Signing copies of TBL for Stephanie and for Sherry
McKenna DeLucca, much-tried bookstore manager, and Mark Givens, my esteemed publisher
Last Saturday, September 9 2023, I threw a book launch party for The Beautiful Leaves at the Claremont Forum's Prison Project Bookstore. The Prison Project sells donated books to fund prisoners' requests for books. (The most requested book? Dictionaries.) It was a great afternoon. Official start time was 2:00, but
we kicked off at 2:20 to give people a bit of time to gather and to buy books.
Mark Givens, my publisher at Bamboo Dart Press, introduced me warmly (and told
me privately that he thought this was a really good collection, and that it
gave him ideas for expanding the purview of his press).
I read five poems. I
selected them on the fly, so I could gauge my audience’s response. I found
myself avoiding the poems I wrote closest to his death—not really for read-aloud.

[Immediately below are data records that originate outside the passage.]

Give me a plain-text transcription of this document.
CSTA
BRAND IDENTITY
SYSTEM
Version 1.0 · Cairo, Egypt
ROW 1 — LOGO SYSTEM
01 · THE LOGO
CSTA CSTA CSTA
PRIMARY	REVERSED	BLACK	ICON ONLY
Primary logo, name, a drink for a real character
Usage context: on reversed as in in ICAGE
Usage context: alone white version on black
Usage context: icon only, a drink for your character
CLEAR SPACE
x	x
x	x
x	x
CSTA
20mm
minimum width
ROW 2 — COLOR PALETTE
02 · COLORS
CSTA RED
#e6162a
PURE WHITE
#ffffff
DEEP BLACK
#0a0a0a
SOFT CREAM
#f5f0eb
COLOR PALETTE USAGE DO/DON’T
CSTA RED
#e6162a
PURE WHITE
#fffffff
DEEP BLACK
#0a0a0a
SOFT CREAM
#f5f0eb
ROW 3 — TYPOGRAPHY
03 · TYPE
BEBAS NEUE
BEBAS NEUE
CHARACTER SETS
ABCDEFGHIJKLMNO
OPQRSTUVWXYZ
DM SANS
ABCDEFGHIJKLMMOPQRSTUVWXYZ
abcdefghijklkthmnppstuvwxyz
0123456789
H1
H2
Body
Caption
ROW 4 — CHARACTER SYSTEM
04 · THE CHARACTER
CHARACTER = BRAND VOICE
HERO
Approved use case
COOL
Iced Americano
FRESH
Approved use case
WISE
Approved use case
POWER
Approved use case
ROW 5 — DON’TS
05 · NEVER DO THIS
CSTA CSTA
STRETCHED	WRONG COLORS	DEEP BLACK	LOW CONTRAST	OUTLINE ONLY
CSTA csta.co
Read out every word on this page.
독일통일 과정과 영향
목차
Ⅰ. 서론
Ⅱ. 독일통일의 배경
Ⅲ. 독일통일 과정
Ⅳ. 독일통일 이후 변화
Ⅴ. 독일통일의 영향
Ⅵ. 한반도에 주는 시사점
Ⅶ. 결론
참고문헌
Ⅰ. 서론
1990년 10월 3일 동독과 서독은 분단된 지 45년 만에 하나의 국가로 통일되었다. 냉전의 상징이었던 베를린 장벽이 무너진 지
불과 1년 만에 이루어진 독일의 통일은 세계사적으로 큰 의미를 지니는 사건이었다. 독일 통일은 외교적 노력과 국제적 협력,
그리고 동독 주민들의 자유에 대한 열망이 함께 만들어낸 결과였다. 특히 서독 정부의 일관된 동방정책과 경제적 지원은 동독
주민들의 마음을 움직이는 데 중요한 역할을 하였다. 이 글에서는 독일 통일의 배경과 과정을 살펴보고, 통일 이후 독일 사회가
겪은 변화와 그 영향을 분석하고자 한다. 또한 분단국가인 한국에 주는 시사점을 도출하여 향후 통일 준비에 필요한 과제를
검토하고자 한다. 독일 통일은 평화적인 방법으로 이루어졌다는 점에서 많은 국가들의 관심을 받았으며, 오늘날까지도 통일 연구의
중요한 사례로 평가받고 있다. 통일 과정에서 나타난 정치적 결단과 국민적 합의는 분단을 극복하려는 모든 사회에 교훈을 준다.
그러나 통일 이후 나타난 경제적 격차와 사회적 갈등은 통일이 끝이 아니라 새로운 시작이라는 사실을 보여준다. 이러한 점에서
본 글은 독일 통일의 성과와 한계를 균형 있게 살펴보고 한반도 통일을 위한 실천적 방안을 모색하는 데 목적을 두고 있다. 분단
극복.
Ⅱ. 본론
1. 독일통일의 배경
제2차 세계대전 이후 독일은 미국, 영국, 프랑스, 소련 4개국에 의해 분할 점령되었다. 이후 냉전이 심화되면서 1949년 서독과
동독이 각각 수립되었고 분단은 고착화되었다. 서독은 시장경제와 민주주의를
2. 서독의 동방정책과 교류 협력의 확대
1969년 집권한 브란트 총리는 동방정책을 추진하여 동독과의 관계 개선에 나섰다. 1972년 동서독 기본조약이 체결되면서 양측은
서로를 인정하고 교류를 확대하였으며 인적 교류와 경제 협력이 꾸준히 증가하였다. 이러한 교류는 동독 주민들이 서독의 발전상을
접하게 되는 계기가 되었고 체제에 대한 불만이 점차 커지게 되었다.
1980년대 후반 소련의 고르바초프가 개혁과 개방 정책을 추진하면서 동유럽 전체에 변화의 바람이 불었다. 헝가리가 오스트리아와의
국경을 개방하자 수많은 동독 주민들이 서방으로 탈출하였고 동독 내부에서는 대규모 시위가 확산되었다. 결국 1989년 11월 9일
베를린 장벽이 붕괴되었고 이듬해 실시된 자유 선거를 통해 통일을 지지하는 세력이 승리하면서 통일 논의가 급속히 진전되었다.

Nancy Murphy commented that my poems sounded conversational. It’s true that I
strive to write the way I talk, which is sometimes conversational, sometimes
more elevated and holding forth. Left over from having taught pre-docs, I
suppose. It’s also true that I am a fairly experienced reader, so choose poems
that read more conversationally. The more intricate poems work better on the page,
and that’s where I leave them. It is also true that it takes a lot of craft to sound artless.
Partly because of my age, most of my friends are seniors. The rest comprised friends from all parts of my life: high school, acupuncturist, voice teacher, psychologists, poetry people, people affiliated with the Cal Poly Chemistry Department whom I met through Walter, friends who are simply friends. People drifted, congregated, saw old friends, talked with new
people, milled around. Then the manager received a call—three calls—from Claremont
Forum board members. They were ‘concerned’ about people blocking the aisles. It
was at this point that I noticed a camera surveying the bookstore. Apparently
board members can monitor the feed. The manager apologetically asked me if I
could ask my guests to leave those spaces clear, in case some emergency arose
and the place had to be evacuated. I thought to myself that the board
apparently hadn’t minded people in the aisles before my event started, when the
bookstore was so full of people milling around in the center space that I had
trouble entering. But anyhow. My guests fitted themselves into a bay, rather
the way you arrange yourself in an elevator, talked and sampled refreshments, ventured
out of their improvised compound to buy the bookstore’s books. Then the much
leaned-upon manager told me that the board was insisting she stop the reading,
or else close the bookstore. I read another set, a little grimmer this time. My
daughter and friends packed up the refreshments while I chatted with folks and
signed some more books. We were out by 4:00 instead of 5:00.
How often do you get to say, “Dude! Raging seniors kicked
out for partying too hard! Whoot!” Walter would have been proud.